LAUREN HART
When I was living a lesbian lifestyle, I had a lot of inner conflict that I didn’t know what to do with. I thought things like, I can’t fully give my life to this. However, I couldn’t remember feeling as loved or accepted until I met my girlfriend. I had a lot of differing outside opinions. Some people said living as a lesbian suited me, while other people said it didn’t make sense for me. And in many ways it seemed to fit—I did not have nearly as many emotional struggles or insecurities being with women as I had with men.
As a Christian, I wrestled a lot with what my faith meant for my lifestyle. I was experiencing a form of love and comfort, but I still felt like I was compromising on something I could have that would be much greater. I would have considered myself a Q in the LGBTQ. From experiencing severe verbal and physical bullying from young boys, along with sexual assault from a man in my teens, feeling comfortable around men was a challenge.

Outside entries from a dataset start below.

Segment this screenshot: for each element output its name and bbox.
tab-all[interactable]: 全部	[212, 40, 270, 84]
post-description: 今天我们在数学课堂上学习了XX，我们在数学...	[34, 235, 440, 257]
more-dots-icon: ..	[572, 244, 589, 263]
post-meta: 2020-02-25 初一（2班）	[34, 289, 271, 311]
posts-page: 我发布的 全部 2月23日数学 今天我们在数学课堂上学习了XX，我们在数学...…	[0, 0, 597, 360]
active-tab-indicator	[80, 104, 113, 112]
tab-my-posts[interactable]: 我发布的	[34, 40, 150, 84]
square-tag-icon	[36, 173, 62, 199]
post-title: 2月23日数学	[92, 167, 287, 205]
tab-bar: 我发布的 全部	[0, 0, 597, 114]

I had a mentor I would go to, to sort out what I was feeling. I remember sitting with her one day, talking about my inner conflict. She said to me, “I’m going to love you no matter what you pick.” In that moment, I felt this space of love to truly search this out instead of feeling backed into a corner either way.
I also found resources online that were really encouraging to me in my process. I searched for any story of anyone who had ever come out of homosexuality. I even heard about a heterosexual couple who had both been gay before they got married. I remember being shocked. I finally felt hope. I wanted to know that it was possible, that I didn’t have to choose a lesbian lifestyle, and that it didn’t have to define me.
Today, I have a greater sense of wholeness and inner stability than I’ve ever felt before. The type of love that I get to receive now is a wholesome love that just keeps giving. It doesn’t give so it can take. It gives because it doesn’t run out.